Hologres provides vector database functionality by adopting VSAG (from version r4.0.0) or Proxima (for versions earlier than r4.0.0). VSAG is an open-source vector indexing library developed by Ant Group for similarity search. Compared to Proxima, VSAG offers lower memory overhead, simplified configuration, improved query stability under concurrent writes, and the ability to handle ultra-large-scale vector datasets. Proxima is a high-performance software library developed by Alibaba DAMO Academy used in Hologres versions earlier than r4.0.0. It allows you to search for the nearest neighbors of vectors with high throughput and low latency.
This notebook shows how to use functionality related to the Hologres vector database. Deploy a Hologres cloud instance on Alibaba Cloud to get started.
pip install -qU langchain_community
Install the Hologres SDK that matches your instance version:
  • If Hologres instance version is lower than r4.0.0, install hologres-vector.
  • If Hologres instance version is r4.0.0 or higher, install holo-search-sdk.
pip install hologres-vector
# or
pip install holo-search-sdk
from langchain_community.vectorstores import Hologres
from langchain_openai import OpenAIEmbeddings
from langchain_text_splitters import CharacterTextSplitter
Split documents and get embeddings by call OpenAI API
from langchain_community.document_loaders import TextLoader

loader = TextLoader("../../how_to/state_of_the_union.txt")
documents = loader.load()
text_splitter = CharacterTextSplitter(chunk_size=1000, chunk_overlap=0)
docs = text_splitter.split_documents(documents)

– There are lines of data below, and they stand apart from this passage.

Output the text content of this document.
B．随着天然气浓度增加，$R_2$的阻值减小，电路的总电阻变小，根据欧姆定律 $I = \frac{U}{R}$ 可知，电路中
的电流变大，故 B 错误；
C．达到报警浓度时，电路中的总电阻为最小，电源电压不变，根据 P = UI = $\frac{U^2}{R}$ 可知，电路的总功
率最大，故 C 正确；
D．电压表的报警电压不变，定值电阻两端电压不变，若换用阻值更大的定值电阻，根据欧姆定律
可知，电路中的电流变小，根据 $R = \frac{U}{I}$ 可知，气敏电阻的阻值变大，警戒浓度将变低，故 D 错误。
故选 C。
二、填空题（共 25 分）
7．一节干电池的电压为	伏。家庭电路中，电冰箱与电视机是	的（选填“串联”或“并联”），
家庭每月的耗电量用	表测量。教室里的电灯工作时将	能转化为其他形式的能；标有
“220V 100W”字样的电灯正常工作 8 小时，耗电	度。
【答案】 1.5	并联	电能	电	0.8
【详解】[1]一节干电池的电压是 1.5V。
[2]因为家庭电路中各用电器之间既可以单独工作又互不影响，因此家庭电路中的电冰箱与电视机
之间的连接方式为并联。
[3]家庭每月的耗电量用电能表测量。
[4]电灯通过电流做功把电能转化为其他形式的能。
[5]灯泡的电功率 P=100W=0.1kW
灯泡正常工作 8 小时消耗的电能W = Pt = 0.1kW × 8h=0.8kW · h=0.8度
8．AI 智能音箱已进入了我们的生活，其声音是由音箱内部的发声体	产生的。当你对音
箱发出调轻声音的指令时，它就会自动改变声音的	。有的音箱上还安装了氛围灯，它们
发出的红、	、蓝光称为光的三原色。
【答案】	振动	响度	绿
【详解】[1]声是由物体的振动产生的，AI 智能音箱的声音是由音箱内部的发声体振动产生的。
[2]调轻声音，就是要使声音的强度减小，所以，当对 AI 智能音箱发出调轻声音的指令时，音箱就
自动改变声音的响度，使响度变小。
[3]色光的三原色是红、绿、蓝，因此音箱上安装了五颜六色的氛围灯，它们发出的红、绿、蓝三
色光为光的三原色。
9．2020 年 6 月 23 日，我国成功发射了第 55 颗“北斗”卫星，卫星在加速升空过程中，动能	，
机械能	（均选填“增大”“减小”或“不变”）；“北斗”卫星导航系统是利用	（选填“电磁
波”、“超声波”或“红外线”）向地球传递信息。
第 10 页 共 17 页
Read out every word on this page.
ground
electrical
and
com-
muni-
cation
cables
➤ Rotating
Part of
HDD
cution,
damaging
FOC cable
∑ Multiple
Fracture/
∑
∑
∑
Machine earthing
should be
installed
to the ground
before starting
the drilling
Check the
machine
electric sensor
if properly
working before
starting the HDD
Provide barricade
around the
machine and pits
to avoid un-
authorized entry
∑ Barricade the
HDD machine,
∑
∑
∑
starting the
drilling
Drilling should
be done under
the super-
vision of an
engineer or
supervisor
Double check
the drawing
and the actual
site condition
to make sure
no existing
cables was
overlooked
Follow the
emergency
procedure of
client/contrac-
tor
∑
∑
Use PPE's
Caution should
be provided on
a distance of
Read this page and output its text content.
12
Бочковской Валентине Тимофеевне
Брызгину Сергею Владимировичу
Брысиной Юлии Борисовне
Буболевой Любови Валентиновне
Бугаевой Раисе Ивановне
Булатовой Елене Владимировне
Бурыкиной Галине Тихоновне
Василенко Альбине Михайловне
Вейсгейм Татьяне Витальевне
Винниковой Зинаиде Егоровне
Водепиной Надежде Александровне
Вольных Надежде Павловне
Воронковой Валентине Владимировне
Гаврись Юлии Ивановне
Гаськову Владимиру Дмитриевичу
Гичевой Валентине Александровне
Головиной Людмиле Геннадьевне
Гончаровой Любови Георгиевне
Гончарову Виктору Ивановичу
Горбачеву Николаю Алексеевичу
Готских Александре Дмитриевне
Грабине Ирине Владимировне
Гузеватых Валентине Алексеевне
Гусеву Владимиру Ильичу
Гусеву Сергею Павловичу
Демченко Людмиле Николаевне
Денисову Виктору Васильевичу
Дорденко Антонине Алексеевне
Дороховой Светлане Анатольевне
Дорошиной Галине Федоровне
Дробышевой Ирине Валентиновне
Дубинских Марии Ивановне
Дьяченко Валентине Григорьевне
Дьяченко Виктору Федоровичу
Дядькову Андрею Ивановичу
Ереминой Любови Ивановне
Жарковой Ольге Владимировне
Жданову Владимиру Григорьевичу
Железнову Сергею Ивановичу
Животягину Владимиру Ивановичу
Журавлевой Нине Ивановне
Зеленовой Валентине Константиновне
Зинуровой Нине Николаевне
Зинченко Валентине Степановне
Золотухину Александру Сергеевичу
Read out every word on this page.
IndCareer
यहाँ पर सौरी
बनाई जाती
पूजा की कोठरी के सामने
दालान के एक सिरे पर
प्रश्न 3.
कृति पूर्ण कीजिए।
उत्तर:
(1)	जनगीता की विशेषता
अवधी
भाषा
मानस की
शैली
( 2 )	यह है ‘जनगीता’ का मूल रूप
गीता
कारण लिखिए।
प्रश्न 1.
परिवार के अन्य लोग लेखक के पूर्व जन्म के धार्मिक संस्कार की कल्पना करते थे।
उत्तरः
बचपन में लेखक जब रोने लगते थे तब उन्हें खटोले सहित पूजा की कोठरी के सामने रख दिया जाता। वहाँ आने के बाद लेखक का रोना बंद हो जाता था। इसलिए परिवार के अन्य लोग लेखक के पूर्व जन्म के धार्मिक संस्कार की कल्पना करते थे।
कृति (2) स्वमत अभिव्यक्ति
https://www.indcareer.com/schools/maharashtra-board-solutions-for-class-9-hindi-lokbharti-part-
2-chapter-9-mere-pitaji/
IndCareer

embeddings = OpenAIEmbeddings()
Connect to Hologres by setting related ENVIRONMENTS.
export PG_HOST={host}
export PG_PORT={port} # Optional, default is 80
export PG_DATABASE={db_name} # Optional, default is postgres
export PG_USER={username}
export PG_PASSWORD={password}
Then store your embeddings and documents into Hologres
import os

connection_string = Hologres.connection_string_from_db_params(
    host=os.environ.get("PGHOST", "localhost"),
    port=int(os.environ.get("PGPORT", "80")),
    database=os.environ.get("PGDATABASE", "postgres"),
    user=os.environ.get("PGUSER", "postgres"),
    password=os.environ.get("PGPASSWORD", "postgres"),
)

vector_db = Hologres.from_documents(
    docs,
    embeddings,
    connection_string=connection_string,
    table_name="langchain_example_embeddings",
)
Query and retrieve data
query = "What did the president say about Ketanji Brown Jackson"
docs = vector_db.similarity_search(query)
print(docs[0].page_content)
Tonight. I call on the Senate to: Pass the Freedom to Vote Act. Pass the John Lewis Voting Rights Act. And while you’re at it, pass the Disclose Act so Americans can know who is funding our elections.

Tonight, I’d like to honor someone who has dedicated his life to serve this country: Justice Stephen Breyer—an Army veteran, Constitutional scholar, and retiring Justice of the United States Supreme Court. Justice Breyer, thank you for your service.

One of the most serious constitutional responsibilities a President has is nominating someone to serve on the United States Supreme Court.

And I did that 4 days ago, when I nominated Circuit Court of Appeals Judge Ketanji Brown Jackson. One of our nation’s top legal minds, who will continue Justice Breyer’s legacy of excellence.